After narrowly losing to Ford in 1976, Reagan came back to win the Republican nomination and the presidency four years later. Now that he’s the conservative icon of the Republican Party, it is easy to forget how far from the Republican Establishment he was initially — as shown when he took George H.W. Bush as his running mate in order to reach out to it.

Carter and Reagan’s non-Establishment feats would be repeated again, first by Bill Clinton in 1992 and then Obama in 2008.

Bill Clinton adopted a “third way” approach to distance himself from the liberal bent of the Democratic Establishment. He successfully maintained it in office too, becoming the first Democrat to win two terms since FDR — 60 years earlier.

Obama separated himself from the Democratic Establishment by beating its virtually unanimous choice for the nomination: Hillary Clinton. He won election and reelection with a majority of the popular vote — again doing something no Democrat had done since FDR in 1936.

Although just four non-Establishment politicians in the previous ten elections may not seem large, the impact has been far greater because they have been so successful — especially in comparison to both parties’ Establishment nominees.

Non-Establishment politicians (both in their initial elections and their reelection attempts) have gone 2-0 on the Republican side and 5-1 on the Democratic side — the only loss being Carter’s 1980 one to Reagan, another non-Establishment politician.

In contrast, Establishment nominees in both parties have fared poorly, even though they have won a decided majority of the nominations.

Establishment Democrats (Mondale, Dukakis, Gore, and Kerry) won four nominations, but lost the presidency each time. Establishment Republicans (Ford, Bush I, Dole, Bush II, McCain, and Romney) have won eight nominations but gone just 3-5 (Bush I winning in 1988 and Bush II in 2000 and 2004).

Combined, Establishment nominees are 3-9 during the last 10 presidential elections, versus a combined 7-1 for non-Establishment nominees.

Even larger than their won-loss record in presidential elections, has been the non-Establishment presidents’ impact on their parties. Reagan, Clinton, and Obama did not just successfully confront their party’s Establishment, they re-created it in their own image. Before they left office, they were the new Establishment.
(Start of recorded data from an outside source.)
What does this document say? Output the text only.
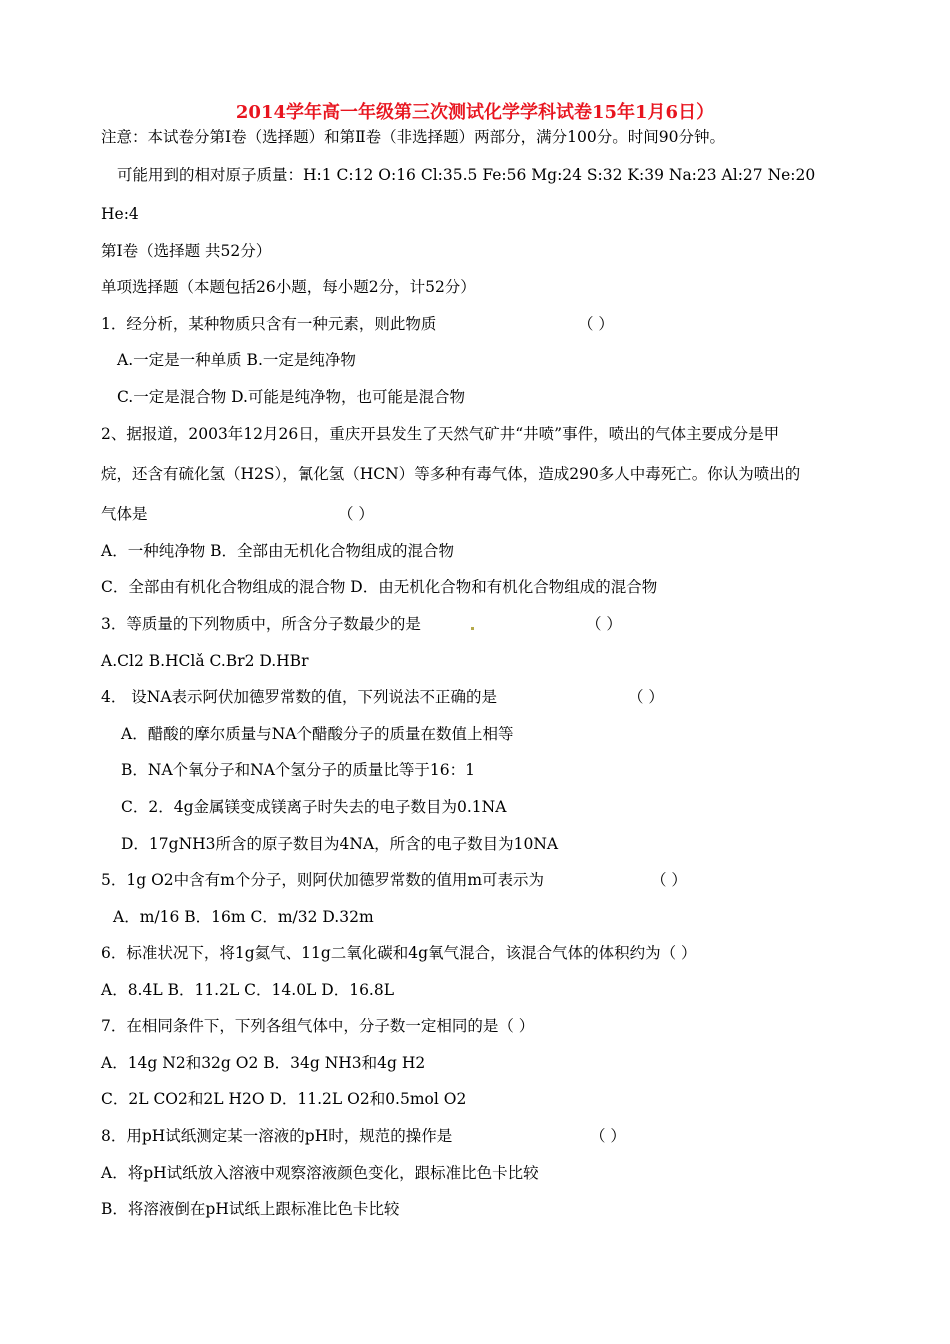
2014学年高一年级第三次测试化学学科试卷15年1月6日）
注意：本试卷分第Ⅰ卷（选择题）和第Ⅱ卷（非选择题）两部分，满分100分。时间90分钟。
可能用到的相对原子质量：H:1 C:12 O:16 Cl:35.5 Fe:56 Mg:24 S:32 K:39 Na:23 Al:27 Ne:20
He:4
第Ⅰ卷（选择题 共52分）
单项选择题（本题包括26小题，每小题2分，计52分）
1．经分析，某种物质只含有一种元素，则此物质	（ ）
A.一定是一种单质 B.一定是纯净物
C.一定是混合物 D.可能是纯净物，也可能是混合物
2、据报道，2003年12月26日，重庆开县发生了天然气矿井“井喷”事件，喷出的气体主要成分是甲
烷，还含有硫化氢（H2S），氰化氢（HCN）等多种有毒气体，造成290多人中毒死亡。你认为喷出的
气体是	（ ）
A．一种纯净物 B．全部由无机化合物组成的混合物
C．全部由有机化合物组成的混合物 D．由无机化合物和有机化合物组成的混合物
3．等质量的下列物质中，所含分子数最少的是	（ ）
A.Cl2 B.HClǎ C.Br2 D.HBr
4． 设NA表示阿伏加德罗常数的值，下列说法不正确的是	（ ）
A．醋酸的摩尔质量与NA个醋酸分子的质量在数值上相等
B．NA个氧分子和NA个氢分子的质量比等于16：1
C．2．4g金属镁变成镁离子时失去的电子数目为0.1NA
D．17gNH3所含的原子数目为4NA，所含的电子数目为10NA
5．1g O2中含有m个分子，则阿伏加德罗常数的值用m可表示为	（ ）
A．m/16 B．16m C．m/32 D.32m
6．标准状况下，将1g氦气、11g二氧化碳和4g氧气混合，该混合气体的体积约为（ ）
A．8.4L B．11.2L C．14.0L D．16.8L
7．在相同条件下，下列各组气体中，分子数一定相同的是（ ）
A．14g N2和32g O2 B．34g NH3和4g H2
C．2L CO2和2L H2O D．11.2L O2和0.5mol O2
8．用pH试纸测定某一溶液的pH时，规范的操作是	（ ）
A．将pH试纸放入溶液中观察溶液颜色变化，跟标准比色卡比较
B．将溶液倒在pH试纸上跟标准比色卡比较
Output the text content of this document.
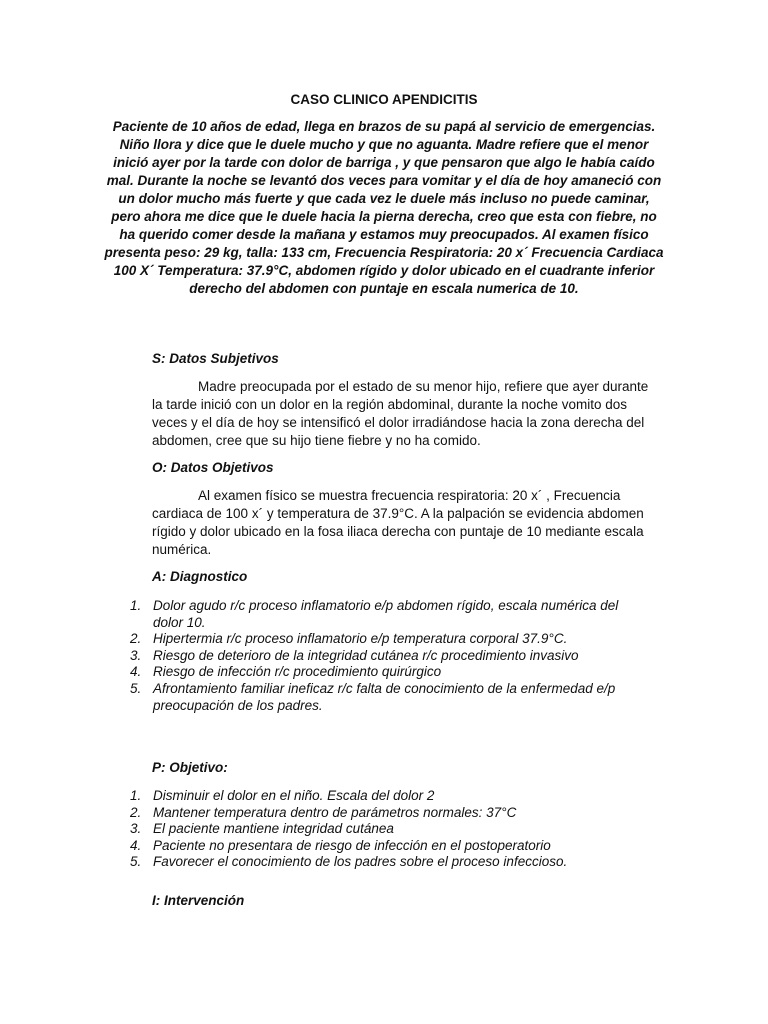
CASO CLINICO APENDICITIS
Paciente de 10 años de edad, llega en brazos de su papá al servicio de emergencias. Niño llora y dice que le duele mucho y que no aguanta. Madre refiere que el menor inició ayer por la tarde con dolor de barriga , y que pensaron que algo le había caído mal. Durante la noche se levantó dos veces para vomitar y el día de hoy amaneció con un dolor mucho más fuerte y que cada vez le duele más incluso no puede caminar, pero ahora me dice que le duele hacia la pierna derecha, creo que esta con fiebre, no ha querido comer desde la mañana y estamos muy preocupados. Al examen físico presenta peso: 29 kg, talla: 133 cm, Frecuencia Respiratoria: 20 x´ Frecuencia Cardiaca 100 X´ Temperatura: 37.9°C, abdomen rígido y dolor ubicado en el cuadrante inferior derecho del abdomen con puntaje en escala numerica de 10.
S: Datos Subjetivos
Madre preocupada por el estado de su menor hijo, refiere que ayer durante la tarde inició con un dolor en la región abdominal, durante la noche vomito dos veces y el día de hoy se intensificó el dolor irradiándose hacia la zona derecha del abdomen, cree que su hijo tiene fiebre y no ha comido.
O: Datos Objetivos
Al examen físico se muestra frecuencia respiratoria: 20 x´ , Frecuencia cardiaca de 100 x´ y temperatura de 37.9°C. A la palpación se evidencia abdomen rígido y dolor ubicado en la fosa iliaca derecha con puntaje de 10 mediante escala numérica.
A: Diagnostico
1. Dolor agudo r/c proceso inflamatorio e/p abdomen rígido, escala numérica del dolor 10.
2. Hipertermia r/c proceso inflamatorio e/p temperatura corporal 37.9°C.
3. Riesgo de deterioro de la integridad cutánea r/c procedimiento invasivo
4. Riesgo de infección r/c procedimiento quirúrgico
5. Afrontamiento familiar ineficaz r/c falta de conocimiento de la enfermedad e/p preocupación de los padres.
P: Objetivo:
1. Disminuir el dolor en el niño. Escala del dolor 2
2. Mantener temperatura dentro de parámetros normales: 37°C
3. El paciente mantiene integridad cutánea
4. Paciente no presentara de riesgo de infección en el postoperatorio
5. Favorecer el conocimiento de los padres sobre el proceso infeccioso.
I: Intervención
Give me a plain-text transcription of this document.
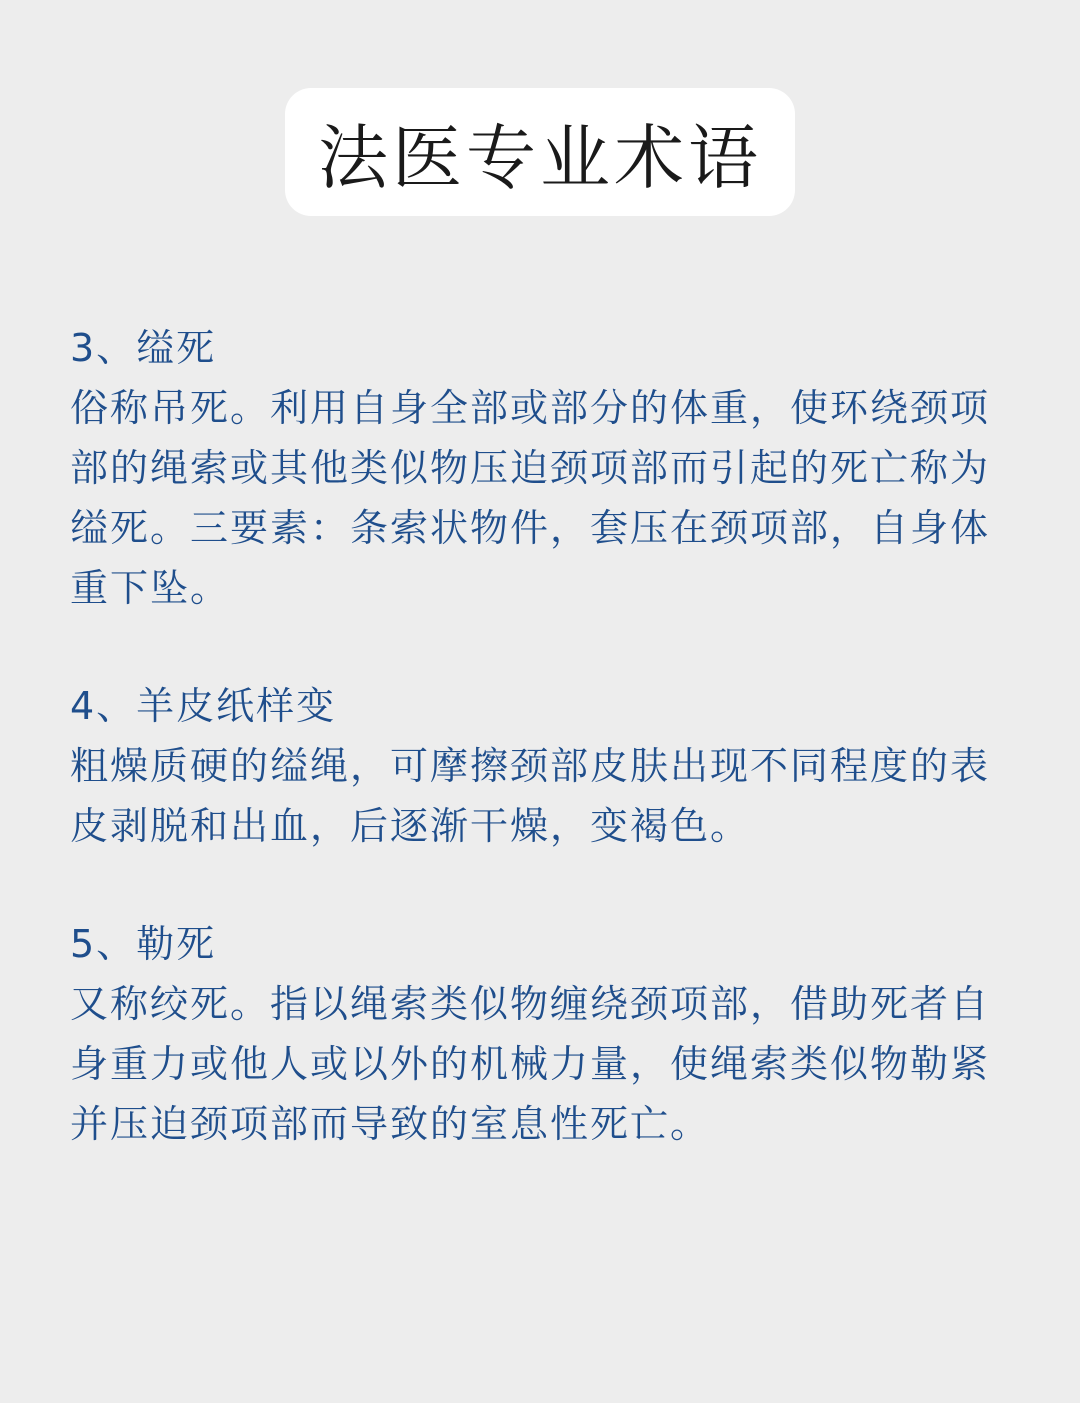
法医专业术语
3、缢死

俗称吊死。利用自身全部或部分的体重，使环绕颈项部的绳索或其他类似物压迫颈项部而引起的死亡称为缢死。三要素：条索状物件，套压在颈项部，自身体重下坠。

4、羊皮纸样变

粗燥质硬的缢绳，可摩擦颈部皮肤出现不同程度的表皮剥脱和出血，后逐渐干燥，变褐色。

5、勒死

又称绞死。指以绳索类似物缠绕颈项部，借助死者自身重力或他人或以外的机械力量，使绳索类似物勒紧并压迫颈项部而导致的室息性死亡。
Only Carter could be said to have had no such impact. However, while Carter lost reelection, the Democratic Establishment lost sizable numbers of its former core supporters — in the form of Reagan Democrats — in 1980. When it tried to reassert itself with Mondale’s nomination in 1984, it suffered a loss of catastrophic proportions, ultimately setting the stage for Bill Clinton to largely follow Carter’s earlier non-Establishment formula.

Nor has the non-Establishment trend been limited to the two major political parties. During these four decades, the media covering presidential elections has undergone no less a transformation.

The oligopoly of news coverage has been progressively broken. In television and print, the stranglehold of a few major players — networks and newspapers — long ago disappeared. Now even television and print are being supplanted.

The last four decades show how much American presidential politics has changed — especially when it comes to the so-called Establishments that have supposedly run it. It also shows just how ephemeral these Establishments have been. Were we to look back to the 10 elections preceding 1980, similar Establishment transformations would also be evident.

The four non-Establishment nominees who have punctuated the last ten elections were both catalysts and conduits of change — both active and passive agents of it. In some instances they facilitated the change that would establish the new Establishments; in others, they merely embodied change already taking place.

The most important point to take away from the past is how much the present conforms to it. Donald Trump is unquestionably a non-Establishment nominee. However, there have been others — and being one is no guarantee of victory, despite others’ success. Hillary Clinton is undoubtedly an Establishment nominee. There have been many in this role too — and being one is no guarantee of defeat, despite others’ failures. What is guaranteed is that the Establishments of both parties will continue to evolve, regardless of this election’s outcome and perhaps as a result of it.